Den Telefonhörer zwischen Ohr und Schulter geklemmt, lauschte sie dem Tuten in der Leitung und unterdrückte das Gefühl wachsender Panik. Warum zum Teufel ging da keiner ran? Achtlos schob sie die Tüte zur Seite, schnappte sich ihren Rucksack und leerte den Inhalt auf die Schreibtischplatte. Eine Armada von Kugelschreibern purzelte heraus, dicht gefolgt von einem Notizblock, gebrauchten Papiertaschentüchern, einem Dietrich, sechs Tampons und einer Taschenlampe.
Tuuut. Tuuut. Tuuut.
Verdammter Mist. Da hob noch immer niemand ab. Billi sah sich um und entdeckte ihren Parka über der Stuhllehne. Völlig ausgeschlossen, dass sie in einer ihrer geräumigen Jackentaschen fündig werden würde. Absolut unmöglich. Trotzdem durchwühlte sie jede Falte und förderte resigniert ihr Handy, ein Hustenbonbon und die Clubkarte ihres Fitnessstudios zutage, das sie seit Wochen nicht mehr betreten hatte.

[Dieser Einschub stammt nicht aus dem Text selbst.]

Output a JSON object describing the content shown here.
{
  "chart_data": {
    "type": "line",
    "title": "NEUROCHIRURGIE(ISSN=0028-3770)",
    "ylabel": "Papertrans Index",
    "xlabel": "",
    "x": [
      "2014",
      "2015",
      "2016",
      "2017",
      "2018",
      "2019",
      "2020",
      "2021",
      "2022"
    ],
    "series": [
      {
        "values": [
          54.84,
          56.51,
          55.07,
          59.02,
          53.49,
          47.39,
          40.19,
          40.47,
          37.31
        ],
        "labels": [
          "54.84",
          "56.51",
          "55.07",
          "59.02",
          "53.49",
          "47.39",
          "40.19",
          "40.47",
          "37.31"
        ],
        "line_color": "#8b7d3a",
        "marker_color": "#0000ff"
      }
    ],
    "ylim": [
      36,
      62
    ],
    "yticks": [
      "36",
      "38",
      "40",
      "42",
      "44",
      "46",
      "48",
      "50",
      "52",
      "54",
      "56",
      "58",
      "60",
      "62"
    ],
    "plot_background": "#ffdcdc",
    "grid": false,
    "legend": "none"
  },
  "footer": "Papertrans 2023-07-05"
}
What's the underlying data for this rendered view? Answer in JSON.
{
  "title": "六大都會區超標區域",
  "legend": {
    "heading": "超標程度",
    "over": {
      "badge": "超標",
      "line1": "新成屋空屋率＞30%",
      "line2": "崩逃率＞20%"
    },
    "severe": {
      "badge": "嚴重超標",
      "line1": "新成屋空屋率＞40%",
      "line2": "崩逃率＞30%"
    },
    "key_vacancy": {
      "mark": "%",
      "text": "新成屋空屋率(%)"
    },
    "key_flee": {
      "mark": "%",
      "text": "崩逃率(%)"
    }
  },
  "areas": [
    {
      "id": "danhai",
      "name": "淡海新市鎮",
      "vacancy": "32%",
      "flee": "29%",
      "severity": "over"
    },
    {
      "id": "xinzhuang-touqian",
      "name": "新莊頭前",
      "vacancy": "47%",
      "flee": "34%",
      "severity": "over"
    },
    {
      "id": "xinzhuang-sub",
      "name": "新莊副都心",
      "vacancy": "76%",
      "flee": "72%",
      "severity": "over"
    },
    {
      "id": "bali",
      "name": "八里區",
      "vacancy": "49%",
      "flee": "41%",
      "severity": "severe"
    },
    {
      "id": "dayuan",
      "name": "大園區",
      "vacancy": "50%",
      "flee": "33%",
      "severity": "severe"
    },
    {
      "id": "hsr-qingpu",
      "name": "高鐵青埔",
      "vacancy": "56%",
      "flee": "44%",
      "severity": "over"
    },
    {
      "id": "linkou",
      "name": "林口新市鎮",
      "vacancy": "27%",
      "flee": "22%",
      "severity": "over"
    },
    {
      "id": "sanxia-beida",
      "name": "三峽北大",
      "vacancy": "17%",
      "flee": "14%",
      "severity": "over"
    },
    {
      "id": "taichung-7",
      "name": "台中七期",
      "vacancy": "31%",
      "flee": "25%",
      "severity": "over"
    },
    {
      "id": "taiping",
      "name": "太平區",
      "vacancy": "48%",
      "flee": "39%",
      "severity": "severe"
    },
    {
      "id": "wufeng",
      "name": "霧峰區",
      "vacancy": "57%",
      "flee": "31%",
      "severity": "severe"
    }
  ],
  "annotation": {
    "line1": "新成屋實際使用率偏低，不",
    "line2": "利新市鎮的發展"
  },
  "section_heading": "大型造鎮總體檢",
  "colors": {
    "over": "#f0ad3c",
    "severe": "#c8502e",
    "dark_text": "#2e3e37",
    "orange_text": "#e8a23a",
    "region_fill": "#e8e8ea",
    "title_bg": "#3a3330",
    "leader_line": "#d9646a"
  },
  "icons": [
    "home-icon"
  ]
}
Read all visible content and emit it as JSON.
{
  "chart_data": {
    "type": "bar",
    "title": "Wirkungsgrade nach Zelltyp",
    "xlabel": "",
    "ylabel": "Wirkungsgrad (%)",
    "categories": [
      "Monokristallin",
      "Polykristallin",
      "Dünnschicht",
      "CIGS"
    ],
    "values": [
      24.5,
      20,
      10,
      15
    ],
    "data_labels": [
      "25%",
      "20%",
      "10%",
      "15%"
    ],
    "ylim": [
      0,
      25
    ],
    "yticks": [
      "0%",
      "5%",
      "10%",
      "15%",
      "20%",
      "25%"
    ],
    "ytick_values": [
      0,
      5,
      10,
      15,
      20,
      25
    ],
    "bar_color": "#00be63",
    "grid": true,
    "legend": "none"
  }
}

Tuuut. Tuuut. Tuuut. Klack.
Eine Frauenstimme meldete sich.
Endlich.
»Taxizentrale Berlin, was kann ich für Sie tun?«
»Sybille Sander hier, guten Morgen. Ich war vorhin Fahrgast in einer Ihrer Taxen und habe eine Tragetasche liegen lassen. Genauer gesagt …« Sie holte tief Luft. »Genauer gesagt habe ich zwei Tüten vertauscht – also die von Ihrem Fahrer mit … meiner eigenen.«
»Ach. Und wie konnte das passieren?«
»Indem ich meine Tüte in den Fußraum hinter dem Fahrersitz gelegt und dabei übersehen habe, dass da noch eine weitere Tüte lag. Beim Aussteigen habe ich dann nach der falschen gegriffen – ich war in Eile.«
»Verstehe«, sagte die Frauenstimme gedehnt. »Und was befand sich in Ihrer Tüte?«
»Ein Paar Zeitungen und, ähm, nun ja …« Unwillkürlich senkte sie ihre Stimme zu einem Flüstern. »Eine Infrarotkamera.«
»Eine was?«
»Eine Kamera zum Erstellen von Nachtaufnahmen.«
»Nacktaufnahmen?!«
»Nachtaufnahmen«, wiederholte Billi und zwang sich, ruhig zu bleiben. »Bilder, die man macht, wenn das Licht aus ist.«
»Oh. Und in der Tüte unseres Kollegen haben Sie dann was vorgefunden …?«
Billi schloss die Augen und zählte innerlich bis drei. »Gemüse. Nicht gerade frisch.«
»In Ordnung. Wissen Sie die Fahrzeugnummer?«
»Leider nicht. Aber der Herr war etwa Mitte fünfzig, sprach Deutsch mit leichtem Akzent und hatte einen Bierbauch …«
»Den haben bei uns alle.«
»Er müsste sich an mich erinnern«, beharrte Billi. »Er hat mich von Spandau nach Mitte gebracht und ganz gut an der Fahrt verdient.«
»Geben Sie mir bitte Ihre Kontaktdaten, wir kümmern uns darum.«
Erneut nannte Billi ihren Namen, dazu ihre Handynummer, die Durchwahl in der Redaktion der Hauptstadtzeitung sowie die Postadresse des Verlags. »Wie lange wird es dauern, bis ich von Ihnen höre?«
»Schwer zu sagen. Es gibt eine Menge Taxifahrer, die für uns arbeiten.«
»Das verstehe ich, nur … Es ist wirklich wahnsinnig wichtig für mich, diese Kamera zurückzubekommen. Möglichst schnell, wissen Sie?«
»Wir geben alles«, versprach die Frau von der Zentrale.
»Vielen Dank.«
Billi legte auf und ließ sich mit zitternden Knien auf den Schreibtischstuhl sinken.
Mist, verdammter.
Mist, Mist, Mist!
Wieso musste das ausgerechnet jetzt passieren? Wochenlang hatte sie recherchiert, Hintergrundgespräche geführt, belastendes Material gesammelt. Ihre letzten Ersparnisse für eine überteuerte Infrarotkamera hingeblättert und mit dem Einbruch in die Hühnerfarm vergangene Nacht ihre Karriere riskiert. Und das alles für eine beschissene Tüte mit vergammeltem Gemüse?! Wie saudämlich war das denn? Verdammt! Wenn sie heute nicht so von Termin zu Termin hätte hetzen müssen, wäre ihr das garantiert nicht passiert. Wütend schnappte sie sich einen Kugelschreiber und schleuderte ihn gegen die Wand.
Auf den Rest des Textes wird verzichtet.